PITTSBURGH (CN) – An antitrust class action claims major lenders and credit raters conspire to restrain the availability of consumer loans, fixing prices and sharing information, refusing credit to consumers who are unable or unwilling to pay monopolistic prices for loans. The class claims there is “no economically rational reason” that lenders would share information about their customers.
Named as defendants in the federal complaint are JPMorgan Chase, Bank of America, Discover, Experian, Transunion, Equifax, FICO and Vantagescore Solutions,
Lead plaintiff Karin Black claims that JP Morgan, Bank of America and Discover control 87.5 percent of U.S. consumer loans. She claims that Experian, Transunion and Equifax store and control the credit data of more than 85 percent of all debtors, and FICO and VantageScore dominate the credit scoring industry by providing more than 85 percent of the credit scores to lenders.
Black claims that through price floors, accelerated defaults, punitive fees, tying and lockstep pricing, and the creation and sharing of credit scores, the defendants force consumers “to either submit to higher monopolistic prices or default and thereby be excluded from the credit market for at least seven years.”
Black says that credit bureaus “act as information clearing houses holding proprietary data on over 1 billion debtors internationally” and “assist and promote parallel action among competitors” by immediately notifying all lenders in real time to raise rates and to adjust credit in unison when one single competitor reports a negative event or a high balance.
According to the complaint, data shared through consumer credit histories include information such as balances owed, interest rates offered, credit lines offered, extent of credit debt, product purchasing history and payment history for each of the lender’s customers.
The credit scoring system honors the “most profitable customers” by giving them lower scores in order to rapidly identify them and “fix rates accordingly,” Black says. Credit scores are lowered when consumers pay off credit cards, even though such an act reduces credit risk; this shows that the system is “not used to asses risk but rather fix and manipulate pricing,” Black says.
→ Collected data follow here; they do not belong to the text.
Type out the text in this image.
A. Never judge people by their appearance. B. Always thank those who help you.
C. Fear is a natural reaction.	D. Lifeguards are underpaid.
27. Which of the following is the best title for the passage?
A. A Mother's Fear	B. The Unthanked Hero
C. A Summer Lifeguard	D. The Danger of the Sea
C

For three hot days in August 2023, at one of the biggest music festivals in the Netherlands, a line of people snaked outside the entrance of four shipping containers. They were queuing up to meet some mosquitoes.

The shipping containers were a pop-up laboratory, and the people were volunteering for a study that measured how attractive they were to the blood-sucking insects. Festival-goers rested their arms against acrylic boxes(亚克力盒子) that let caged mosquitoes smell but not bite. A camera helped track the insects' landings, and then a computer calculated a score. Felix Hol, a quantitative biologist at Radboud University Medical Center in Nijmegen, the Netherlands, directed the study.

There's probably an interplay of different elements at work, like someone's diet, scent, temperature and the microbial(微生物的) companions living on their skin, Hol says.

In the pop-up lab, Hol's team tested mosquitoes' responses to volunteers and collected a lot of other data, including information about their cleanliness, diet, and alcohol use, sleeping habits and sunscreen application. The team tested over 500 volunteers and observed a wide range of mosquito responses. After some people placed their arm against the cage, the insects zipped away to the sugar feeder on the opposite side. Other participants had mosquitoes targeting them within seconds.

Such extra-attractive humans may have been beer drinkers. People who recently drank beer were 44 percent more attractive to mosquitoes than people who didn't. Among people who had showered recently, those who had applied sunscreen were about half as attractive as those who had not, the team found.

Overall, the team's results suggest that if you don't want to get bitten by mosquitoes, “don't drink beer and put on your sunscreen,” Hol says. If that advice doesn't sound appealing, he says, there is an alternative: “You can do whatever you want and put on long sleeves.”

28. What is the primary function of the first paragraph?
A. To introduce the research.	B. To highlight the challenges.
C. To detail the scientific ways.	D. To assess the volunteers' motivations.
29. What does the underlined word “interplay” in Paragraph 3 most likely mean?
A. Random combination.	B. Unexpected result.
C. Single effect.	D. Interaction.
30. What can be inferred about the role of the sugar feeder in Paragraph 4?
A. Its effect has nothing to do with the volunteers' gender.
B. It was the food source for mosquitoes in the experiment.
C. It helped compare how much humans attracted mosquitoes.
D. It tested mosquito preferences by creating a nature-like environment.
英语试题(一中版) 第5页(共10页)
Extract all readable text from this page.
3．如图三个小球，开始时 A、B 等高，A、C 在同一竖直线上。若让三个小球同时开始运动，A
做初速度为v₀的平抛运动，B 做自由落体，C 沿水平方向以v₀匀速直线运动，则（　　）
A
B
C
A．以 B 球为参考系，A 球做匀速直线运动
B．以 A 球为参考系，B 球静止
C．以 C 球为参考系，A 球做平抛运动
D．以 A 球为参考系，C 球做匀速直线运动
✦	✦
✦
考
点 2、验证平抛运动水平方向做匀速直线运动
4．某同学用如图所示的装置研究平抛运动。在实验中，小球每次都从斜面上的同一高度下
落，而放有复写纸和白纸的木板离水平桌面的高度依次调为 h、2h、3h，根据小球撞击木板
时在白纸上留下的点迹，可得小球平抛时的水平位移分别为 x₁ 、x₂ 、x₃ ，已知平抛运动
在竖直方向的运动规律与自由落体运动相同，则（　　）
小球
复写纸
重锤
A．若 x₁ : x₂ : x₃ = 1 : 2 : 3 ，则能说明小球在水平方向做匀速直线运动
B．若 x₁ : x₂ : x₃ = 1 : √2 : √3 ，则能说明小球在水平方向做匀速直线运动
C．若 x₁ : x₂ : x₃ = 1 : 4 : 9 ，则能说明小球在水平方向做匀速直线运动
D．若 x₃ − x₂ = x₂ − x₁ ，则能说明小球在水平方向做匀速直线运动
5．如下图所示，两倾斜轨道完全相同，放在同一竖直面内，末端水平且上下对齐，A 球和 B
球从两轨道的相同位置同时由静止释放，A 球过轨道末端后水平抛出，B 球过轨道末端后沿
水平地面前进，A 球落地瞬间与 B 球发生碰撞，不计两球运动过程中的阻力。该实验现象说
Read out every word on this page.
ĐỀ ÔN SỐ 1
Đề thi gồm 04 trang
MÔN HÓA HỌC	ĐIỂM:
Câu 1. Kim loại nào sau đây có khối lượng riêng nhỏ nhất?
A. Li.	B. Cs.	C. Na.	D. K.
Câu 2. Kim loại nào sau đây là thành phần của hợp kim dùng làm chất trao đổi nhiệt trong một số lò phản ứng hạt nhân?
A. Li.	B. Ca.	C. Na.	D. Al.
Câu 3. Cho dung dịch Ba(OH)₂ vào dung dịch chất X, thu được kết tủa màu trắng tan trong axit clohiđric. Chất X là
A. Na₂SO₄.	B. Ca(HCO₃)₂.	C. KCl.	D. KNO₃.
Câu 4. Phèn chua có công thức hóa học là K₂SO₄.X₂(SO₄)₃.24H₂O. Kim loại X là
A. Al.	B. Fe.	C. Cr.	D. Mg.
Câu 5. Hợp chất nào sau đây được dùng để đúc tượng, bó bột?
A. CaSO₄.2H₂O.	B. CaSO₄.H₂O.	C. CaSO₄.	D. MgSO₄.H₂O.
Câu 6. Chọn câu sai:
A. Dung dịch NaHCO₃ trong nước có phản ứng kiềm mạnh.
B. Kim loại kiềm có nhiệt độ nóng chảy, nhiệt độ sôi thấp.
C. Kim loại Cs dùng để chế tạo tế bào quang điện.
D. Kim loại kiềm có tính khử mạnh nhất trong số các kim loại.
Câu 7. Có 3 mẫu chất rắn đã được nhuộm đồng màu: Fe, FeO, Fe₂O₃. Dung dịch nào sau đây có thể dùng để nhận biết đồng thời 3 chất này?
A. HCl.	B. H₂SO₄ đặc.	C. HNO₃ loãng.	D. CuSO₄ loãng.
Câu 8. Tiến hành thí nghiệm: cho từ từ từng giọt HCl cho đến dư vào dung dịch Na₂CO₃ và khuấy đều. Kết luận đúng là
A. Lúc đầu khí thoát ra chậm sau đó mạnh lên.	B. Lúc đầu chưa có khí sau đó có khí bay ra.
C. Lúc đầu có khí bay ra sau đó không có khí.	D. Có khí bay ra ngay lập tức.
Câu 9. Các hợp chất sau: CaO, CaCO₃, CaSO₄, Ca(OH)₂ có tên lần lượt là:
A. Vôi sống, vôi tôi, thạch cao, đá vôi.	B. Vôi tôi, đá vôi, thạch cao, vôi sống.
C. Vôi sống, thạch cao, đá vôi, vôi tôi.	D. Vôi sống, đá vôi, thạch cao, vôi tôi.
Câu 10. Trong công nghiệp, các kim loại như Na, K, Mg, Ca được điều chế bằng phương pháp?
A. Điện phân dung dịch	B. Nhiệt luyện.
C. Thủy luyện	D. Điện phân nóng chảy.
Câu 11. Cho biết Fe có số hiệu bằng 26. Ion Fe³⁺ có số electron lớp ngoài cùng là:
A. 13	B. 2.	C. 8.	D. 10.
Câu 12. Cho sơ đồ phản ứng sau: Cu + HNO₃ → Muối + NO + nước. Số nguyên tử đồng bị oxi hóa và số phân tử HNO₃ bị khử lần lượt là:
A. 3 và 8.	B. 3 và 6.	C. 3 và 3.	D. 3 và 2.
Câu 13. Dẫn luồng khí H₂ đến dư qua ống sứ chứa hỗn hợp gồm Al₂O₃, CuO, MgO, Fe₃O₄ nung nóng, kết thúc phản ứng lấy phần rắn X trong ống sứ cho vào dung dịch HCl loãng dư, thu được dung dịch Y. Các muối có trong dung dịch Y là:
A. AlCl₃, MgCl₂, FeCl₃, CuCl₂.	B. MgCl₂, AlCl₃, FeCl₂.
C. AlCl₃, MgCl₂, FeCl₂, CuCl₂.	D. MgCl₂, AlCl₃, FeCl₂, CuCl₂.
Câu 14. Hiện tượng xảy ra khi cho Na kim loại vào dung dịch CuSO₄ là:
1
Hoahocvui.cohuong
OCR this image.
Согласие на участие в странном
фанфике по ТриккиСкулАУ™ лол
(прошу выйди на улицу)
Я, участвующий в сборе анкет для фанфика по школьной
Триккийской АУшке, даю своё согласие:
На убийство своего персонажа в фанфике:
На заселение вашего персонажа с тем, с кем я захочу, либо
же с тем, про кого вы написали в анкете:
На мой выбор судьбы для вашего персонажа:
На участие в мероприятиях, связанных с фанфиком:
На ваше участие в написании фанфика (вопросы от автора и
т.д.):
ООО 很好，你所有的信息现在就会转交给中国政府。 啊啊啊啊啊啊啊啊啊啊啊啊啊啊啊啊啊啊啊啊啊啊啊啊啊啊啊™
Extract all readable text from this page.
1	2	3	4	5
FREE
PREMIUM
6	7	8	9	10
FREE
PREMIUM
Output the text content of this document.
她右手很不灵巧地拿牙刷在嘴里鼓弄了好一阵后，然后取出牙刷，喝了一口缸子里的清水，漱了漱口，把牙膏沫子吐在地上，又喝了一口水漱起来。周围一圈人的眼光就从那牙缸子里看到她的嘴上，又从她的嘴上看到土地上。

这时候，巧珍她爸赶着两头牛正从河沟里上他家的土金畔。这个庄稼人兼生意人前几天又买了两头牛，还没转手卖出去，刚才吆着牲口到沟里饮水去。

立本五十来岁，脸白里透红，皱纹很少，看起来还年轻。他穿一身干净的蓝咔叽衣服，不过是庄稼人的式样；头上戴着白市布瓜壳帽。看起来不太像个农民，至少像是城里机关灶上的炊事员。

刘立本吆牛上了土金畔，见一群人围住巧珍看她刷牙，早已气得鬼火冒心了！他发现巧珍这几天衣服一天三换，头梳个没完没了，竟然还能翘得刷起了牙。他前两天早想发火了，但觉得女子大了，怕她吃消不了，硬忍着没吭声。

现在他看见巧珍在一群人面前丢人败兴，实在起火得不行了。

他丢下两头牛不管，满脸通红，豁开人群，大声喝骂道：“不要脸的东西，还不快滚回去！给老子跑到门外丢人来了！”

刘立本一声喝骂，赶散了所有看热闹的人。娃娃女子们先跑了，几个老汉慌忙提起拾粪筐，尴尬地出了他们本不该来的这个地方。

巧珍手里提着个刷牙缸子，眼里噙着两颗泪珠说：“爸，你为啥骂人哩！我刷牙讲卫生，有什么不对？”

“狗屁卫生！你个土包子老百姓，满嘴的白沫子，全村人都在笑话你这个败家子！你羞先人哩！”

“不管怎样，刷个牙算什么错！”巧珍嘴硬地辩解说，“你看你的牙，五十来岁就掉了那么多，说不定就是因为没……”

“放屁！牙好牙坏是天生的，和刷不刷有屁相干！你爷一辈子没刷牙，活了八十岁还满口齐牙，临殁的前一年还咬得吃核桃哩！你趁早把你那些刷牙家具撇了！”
Black says. “these consumers represent the lowest default risk of all and should be the most sought out customers.” Instead, she says, the only the class can “avoid punishment [of a low credit score] is to obtain and maintain credit that the consumer does not need and, as a consequence, pay monopolistic prices simply to preserve a good credit score.”
The cartel pricing singles out classes to “pay the highest price they can possibly afford,” Black claims. She says that the lenders are “motivated to report negative events in order to decrease the credit rating and increase the number of customers paying at the ‘high risk’ rate.”
Black claims that there is “no economically rational reason” that lenders would share customer information.
She says that “in a competitive industry consumer data is considered proprietary and closely guarded by trade secret law because such data provides a competitive advantage.”
The lenders “all share customer data in a quid pro quo arrangement among themselves to set higher prices by reporting to and utilizing credit bureaus to distribute information,” and “have used their near complete monopoly to increase prices for the low risk debtors, and accelerate default of debtors in distress in order to exclude them from seeking non-monopolistic loan terms,” according to the complaint.
She claims that lenders boycott customers who cannot afford to pay inflated, monopolistic prices by telling them to “take it or leave it” or denying them credit.
Black seeks class damages for antitrust violations, disgorgement of money illegally obtained as a result of unlawful activities, restitution and an injunction preventing the putative competitors from sharing consumer information.
She is represented by Matthew Kurzweg.